The recent elections in Hungary and Serbia—and the forthcoming presidential election in France—put these politics to the test. Opposition figures in Hungary and Serbia tried to defeat the historically pro-Russia authoritarian incumbents by trying to build pro-Western “democratic fronts” spanning the neoliberal center to the social democratic parties. In both cases, the authoritarian incumbents routed the challengers. However cynically Hungary’s Urban and Serbia’s Vucic presented themselves as opponents of the Russia’s war, they matched a popular mood that wasn’t interested in signing up to a NATO-led crusade. Serbians haven’t forgotten that NATO warplanes bombed their cities for 77 days in 1999.  The French election did not play out in the same way, but that didn’t make a victory for the Macronist “center” a decisive blow against the far right or for democracy.

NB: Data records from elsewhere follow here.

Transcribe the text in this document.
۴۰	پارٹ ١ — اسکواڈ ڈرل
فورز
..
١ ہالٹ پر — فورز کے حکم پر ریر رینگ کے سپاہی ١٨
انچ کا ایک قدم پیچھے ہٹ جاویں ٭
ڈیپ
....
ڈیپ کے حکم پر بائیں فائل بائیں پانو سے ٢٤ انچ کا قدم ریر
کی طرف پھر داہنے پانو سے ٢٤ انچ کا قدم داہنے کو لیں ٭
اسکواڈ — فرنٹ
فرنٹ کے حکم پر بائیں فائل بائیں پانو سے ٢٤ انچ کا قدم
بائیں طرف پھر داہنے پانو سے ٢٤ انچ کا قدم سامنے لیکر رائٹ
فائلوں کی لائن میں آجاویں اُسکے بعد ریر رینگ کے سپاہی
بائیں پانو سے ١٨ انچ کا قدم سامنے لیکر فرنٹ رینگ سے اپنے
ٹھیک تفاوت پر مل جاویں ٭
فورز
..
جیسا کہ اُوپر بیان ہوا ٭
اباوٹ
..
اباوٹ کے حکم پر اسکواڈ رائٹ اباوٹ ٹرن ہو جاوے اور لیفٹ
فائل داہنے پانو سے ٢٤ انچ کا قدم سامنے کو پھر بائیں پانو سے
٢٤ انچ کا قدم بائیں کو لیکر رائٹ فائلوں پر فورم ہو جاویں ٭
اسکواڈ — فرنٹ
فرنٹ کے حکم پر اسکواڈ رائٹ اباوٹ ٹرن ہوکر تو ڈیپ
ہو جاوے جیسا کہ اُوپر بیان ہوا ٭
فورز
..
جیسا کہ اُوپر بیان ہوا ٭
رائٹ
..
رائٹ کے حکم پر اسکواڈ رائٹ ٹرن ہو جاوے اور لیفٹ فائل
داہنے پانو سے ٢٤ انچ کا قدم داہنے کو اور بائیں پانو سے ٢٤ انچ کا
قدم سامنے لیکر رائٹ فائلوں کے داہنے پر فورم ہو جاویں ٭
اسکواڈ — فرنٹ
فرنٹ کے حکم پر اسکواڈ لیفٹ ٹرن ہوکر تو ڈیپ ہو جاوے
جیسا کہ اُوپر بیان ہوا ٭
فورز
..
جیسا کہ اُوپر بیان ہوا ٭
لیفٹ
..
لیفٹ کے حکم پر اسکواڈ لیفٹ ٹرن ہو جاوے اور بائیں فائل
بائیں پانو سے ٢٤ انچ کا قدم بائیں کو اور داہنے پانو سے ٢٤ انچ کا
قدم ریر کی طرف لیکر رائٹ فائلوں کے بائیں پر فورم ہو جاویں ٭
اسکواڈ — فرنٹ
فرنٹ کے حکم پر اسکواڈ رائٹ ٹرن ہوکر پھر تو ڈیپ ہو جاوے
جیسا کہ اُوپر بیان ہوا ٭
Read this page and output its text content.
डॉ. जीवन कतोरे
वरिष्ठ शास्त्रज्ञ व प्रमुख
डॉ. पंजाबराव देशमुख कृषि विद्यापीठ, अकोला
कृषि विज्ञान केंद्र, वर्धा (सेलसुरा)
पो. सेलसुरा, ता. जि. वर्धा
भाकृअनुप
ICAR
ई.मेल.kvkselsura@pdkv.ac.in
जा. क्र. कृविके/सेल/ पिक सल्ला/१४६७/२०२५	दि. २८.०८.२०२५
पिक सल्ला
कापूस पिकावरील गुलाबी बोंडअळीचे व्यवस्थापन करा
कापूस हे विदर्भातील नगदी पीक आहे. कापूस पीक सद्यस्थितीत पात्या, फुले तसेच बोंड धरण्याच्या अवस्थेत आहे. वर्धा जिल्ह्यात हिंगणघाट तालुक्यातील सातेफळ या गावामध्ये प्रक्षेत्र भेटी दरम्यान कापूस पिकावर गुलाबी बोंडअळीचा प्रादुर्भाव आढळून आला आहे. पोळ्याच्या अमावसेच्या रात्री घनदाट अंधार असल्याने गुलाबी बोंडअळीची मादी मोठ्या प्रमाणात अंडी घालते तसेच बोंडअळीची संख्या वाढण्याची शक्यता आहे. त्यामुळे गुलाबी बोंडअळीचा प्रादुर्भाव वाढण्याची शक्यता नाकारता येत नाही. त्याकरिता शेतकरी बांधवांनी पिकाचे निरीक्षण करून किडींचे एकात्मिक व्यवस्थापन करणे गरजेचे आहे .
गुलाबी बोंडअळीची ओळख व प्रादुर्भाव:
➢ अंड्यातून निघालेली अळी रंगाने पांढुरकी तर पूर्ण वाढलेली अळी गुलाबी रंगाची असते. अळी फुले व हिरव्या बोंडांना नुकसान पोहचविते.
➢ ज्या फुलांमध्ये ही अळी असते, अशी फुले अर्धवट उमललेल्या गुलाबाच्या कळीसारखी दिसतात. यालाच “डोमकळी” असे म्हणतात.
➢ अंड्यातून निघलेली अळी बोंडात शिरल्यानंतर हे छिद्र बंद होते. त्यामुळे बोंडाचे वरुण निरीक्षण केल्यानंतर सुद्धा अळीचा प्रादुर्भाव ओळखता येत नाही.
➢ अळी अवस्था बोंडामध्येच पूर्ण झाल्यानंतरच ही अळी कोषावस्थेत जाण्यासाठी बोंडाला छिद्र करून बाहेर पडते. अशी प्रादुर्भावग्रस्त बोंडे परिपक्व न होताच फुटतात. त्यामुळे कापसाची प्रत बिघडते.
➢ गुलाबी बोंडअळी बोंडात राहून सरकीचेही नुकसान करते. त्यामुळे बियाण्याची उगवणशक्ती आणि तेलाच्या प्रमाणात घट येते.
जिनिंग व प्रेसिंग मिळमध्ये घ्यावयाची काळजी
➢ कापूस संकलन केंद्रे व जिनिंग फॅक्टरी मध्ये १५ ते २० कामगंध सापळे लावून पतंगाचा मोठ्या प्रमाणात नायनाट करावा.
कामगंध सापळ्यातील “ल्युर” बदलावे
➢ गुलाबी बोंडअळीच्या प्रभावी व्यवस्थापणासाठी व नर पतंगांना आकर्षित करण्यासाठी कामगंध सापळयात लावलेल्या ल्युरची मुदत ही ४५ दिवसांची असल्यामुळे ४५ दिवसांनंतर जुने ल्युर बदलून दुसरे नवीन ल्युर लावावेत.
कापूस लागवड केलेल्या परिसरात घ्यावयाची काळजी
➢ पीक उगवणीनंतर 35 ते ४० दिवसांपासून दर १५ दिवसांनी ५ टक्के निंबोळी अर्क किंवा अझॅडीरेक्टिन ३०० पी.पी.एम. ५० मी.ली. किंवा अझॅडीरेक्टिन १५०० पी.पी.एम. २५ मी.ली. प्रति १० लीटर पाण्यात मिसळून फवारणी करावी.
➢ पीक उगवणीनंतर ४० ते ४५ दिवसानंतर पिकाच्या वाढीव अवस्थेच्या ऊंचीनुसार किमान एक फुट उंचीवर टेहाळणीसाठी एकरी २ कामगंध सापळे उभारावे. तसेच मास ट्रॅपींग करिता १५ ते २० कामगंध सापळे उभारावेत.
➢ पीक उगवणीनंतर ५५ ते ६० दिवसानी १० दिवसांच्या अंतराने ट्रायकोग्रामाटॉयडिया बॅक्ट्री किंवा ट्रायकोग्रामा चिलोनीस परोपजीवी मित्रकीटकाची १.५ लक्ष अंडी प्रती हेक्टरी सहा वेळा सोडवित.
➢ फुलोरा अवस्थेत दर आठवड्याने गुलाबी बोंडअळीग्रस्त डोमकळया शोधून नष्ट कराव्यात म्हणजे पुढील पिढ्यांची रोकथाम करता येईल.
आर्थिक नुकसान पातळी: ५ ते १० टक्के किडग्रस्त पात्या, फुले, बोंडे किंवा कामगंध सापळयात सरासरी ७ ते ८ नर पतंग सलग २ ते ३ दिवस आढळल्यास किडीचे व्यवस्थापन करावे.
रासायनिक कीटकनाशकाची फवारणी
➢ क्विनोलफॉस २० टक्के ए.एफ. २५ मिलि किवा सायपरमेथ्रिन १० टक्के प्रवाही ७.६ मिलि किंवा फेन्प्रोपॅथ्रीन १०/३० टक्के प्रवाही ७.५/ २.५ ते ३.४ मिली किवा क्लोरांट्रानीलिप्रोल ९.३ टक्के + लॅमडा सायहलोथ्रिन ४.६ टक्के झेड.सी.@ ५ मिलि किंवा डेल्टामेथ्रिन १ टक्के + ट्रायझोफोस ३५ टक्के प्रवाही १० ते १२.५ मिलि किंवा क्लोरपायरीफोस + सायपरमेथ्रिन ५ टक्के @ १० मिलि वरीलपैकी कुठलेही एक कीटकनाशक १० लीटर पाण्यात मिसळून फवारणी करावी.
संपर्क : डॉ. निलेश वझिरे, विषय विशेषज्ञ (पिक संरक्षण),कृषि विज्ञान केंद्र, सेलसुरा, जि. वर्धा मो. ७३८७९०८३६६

The British radical Paul Mason has recently argued for a similar “popular front” or “democratic front” strategy that includes even calls to democratize NATO. Armstrong’s article, quoted above, aptly put this sort of demand in the realm of “fantasy land.”And while Mason was simply advocating this in a post on Medium, the Democrats and their “elected” DSA enablers actually voted to endorse NATO as a force for democracy. That’s the cul-de-sac where imperial liberalism leads.

Lance Selfa is the author of The Democrats: A Critical History (Haymarket, 2012) and editor of U.S. Politics in an Age of Uncertainty: Essays on a New Reality (Haymarket, 2017).